WOW, Esther! Brilliant!!!! You’ve given me some excellent ideas to step-up my currently lacking security sinkholes 😀
Thanks for a marvelous post, Elizabeth!
Elizabeth Cottrell
Barbara, you’re right, no matter how careful we are, there is always someone who could be one step ahead of us. I’m not inclined to be an alarmist, but I thought this video was quite compelling. I’m glad you felt the same way.
Pamela
I think it’s so difficult to be secure (maybe near impossible) that it’s the luck of the drawer whether or not we get hacked. I can either hide myself in my little corner of the world and do nothing, or I can follow security precautions, but then just join the world and keep connecting. Funny, we all have become so much more connected thanks to the internet and computers, and we’ve also become so much more vulnerable by doing so.
Elizabeth H. Cottrell
That irony is such a great observation, Pamela! The wonders of technology have indeed helped to connect us and extend our reach in so many ways, but at what cost?
Esther Miller
One thing I have been careful about in the 30-some years I’ve used computers is my passwords. I used to be able to remember them, can’t any more. So I write them down and stash them. But I never write them in plain language. I use my old ham radio callsign (which is no longer part of the public database) as part or all of several passwords but I identify it as “oc” for “old call”. I know what that old call is…presumably no one else does. For a while, I had to change a password every 6 weeks at work, so I decided to use my daughter’s address (she kept moving and I had trouble remembering her address. I coded it as “k-add” for “Keri’s address”. I kept the list on the back of my desk calendar pad…the first place anybody would probably look. But what they found wasn’t going to help them much.

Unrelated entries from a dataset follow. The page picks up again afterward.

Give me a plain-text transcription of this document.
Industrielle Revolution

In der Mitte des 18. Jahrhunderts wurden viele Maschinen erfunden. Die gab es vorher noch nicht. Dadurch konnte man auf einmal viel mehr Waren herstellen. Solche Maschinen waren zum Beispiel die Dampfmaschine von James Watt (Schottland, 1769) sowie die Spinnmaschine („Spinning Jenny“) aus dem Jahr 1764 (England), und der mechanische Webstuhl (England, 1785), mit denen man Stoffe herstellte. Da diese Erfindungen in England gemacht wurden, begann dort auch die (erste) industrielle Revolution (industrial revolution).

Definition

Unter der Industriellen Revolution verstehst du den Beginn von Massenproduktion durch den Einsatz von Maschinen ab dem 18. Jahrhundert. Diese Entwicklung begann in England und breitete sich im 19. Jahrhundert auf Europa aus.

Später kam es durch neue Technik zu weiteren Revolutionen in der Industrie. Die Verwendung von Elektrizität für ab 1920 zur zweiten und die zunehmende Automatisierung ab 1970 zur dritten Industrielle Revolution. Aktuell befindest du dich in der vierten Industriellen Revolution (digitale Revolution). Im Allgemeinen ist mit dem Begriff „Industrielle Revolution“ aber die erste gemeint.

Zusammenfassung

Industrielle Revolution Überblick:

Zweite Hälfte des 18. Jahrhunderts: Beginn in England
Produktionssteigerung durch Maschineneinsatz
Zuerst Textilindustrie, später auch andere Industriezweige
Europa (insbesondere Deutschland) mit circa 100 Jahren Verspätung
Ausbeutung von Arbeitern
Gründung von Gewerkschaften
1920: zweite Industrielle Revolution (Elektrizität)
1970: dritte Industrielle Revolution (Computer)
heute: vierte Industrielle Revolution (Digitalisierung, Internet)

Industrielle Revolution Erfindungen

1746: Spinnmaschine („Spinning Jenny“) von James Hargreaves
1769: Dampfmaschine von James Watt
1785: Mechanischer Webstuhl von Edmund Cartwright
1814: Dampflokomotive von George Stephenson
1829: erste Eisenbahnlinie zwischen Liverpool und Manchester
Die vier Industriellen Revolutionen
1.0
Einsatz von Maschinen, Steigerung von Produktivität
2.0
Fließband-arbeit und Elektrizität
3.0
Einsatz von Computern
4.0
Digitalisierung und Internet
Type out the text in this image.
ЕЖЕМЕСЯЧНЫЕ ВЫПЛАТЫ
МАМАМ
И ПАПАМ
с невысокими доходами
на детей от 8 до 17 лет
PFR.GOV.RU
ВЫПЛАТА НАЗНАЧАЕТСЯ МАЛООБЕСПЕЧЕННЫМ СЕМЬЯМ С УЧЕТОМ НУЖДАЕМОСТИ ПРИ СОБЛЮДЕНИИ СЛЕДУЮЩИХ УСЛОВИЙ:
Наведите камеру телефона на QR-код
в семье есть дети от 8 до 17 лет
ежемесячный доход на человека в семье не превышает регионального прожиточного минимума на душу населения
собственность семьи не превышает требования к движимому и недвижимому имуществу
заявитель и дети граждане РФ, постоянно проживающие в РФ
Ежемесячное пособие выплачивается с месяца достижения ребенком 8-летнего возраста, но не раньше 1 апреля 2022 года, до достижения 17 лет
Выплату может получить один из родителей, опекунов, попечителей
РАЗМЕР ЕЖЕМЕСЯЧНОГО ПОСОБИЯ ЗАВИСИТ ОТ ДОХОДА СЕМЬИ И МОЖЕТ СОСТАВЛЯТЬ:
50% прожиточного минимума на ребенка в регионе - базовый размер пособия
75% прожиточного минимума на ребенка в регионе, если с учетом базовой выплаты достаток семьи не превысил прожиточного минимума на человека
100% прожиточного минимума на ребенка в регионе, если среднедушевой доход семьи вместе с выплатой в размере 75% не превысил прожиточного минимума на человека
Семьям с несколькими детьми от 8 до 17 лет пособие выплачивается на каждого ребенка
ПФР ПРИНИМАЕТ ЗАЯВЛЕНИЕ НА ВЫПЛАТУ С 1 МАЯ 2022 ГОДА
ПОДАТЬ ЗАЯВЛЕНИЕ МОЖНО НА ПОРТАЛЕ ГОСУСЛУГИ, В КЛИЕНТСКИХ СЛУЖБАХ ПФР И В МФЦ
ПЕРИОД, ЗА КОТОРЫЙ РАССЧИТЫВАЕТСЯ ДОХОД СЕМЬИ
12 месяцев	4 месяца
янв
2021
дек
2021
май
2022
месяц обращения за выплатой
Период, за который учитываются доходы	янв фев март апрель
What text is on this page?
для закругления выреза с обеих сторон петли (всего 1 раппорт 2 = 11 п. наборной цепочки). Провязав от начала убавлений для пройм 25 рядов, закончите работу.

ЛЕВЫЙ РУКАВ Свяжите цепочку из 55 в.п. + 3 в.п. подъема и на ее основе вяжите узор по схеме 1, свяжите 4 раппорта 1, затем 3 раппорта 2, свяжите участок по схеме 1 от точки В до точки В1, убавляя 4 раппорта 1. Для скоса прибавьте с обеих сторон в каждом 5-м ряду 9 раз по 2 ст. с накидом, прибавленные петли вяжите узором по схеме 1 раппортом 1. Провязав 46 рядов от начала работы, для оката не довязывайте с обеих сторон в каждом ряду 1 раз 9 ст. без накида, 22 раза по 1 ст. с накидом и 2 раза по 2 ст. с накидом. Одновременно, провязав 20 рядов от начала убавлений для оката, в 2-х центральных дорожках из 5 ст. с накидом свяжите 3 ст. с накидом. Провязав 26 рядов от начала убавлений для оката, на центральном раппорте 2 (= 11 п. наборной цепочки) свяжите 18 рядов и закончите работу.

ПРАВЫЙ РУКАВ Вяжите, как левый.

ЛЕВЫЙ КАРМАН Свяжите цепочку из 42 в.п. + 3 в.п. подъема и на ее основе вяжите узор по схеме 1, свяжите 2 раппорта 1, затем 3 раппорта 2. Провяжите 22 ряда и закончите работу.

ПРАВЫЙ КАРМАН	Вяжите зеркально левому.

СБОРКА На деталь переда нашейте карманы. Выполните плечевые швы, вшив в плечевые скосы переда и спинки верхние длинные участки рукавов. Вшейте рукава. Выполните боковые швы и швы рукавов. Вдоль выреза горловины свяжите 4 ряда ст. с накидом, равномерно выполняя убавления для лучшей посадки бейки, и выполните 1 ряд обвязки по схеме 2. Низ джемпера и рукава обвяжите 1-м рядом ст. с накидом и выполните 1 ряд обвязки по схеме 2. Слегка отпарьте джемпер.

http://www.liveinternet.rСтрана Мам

Facebook makes it easy for us to give away far too much information. They want us to identify our family members, our close friends, our hometowns, where we’ve worked, where we went to school, etc. Many of us women use our maiden names as well as our married names. If some site asks for a mother’s maiden name as security, we have just compromised our children’s security because their mother’s maiden name is out there for everybody to see. My bank, at least, asks what I want to use for security…and I definitely don’t use my mother’s maiden name!
Elizabeth Cottrell
Esther, this is SUCH a valuable contribution to the conversation! Your experience and your comments reflect both the importance of being careful with our passwords and the difficulty of doing so! I know others who have developed some kind of code. I use LastPass to track my passwords, and that allows me to use strong passwords, but what happens if something is hacked at LastPass? The truth is, as you have suggested, a list on paper in our office is still safer than anything stored in “the cloud.”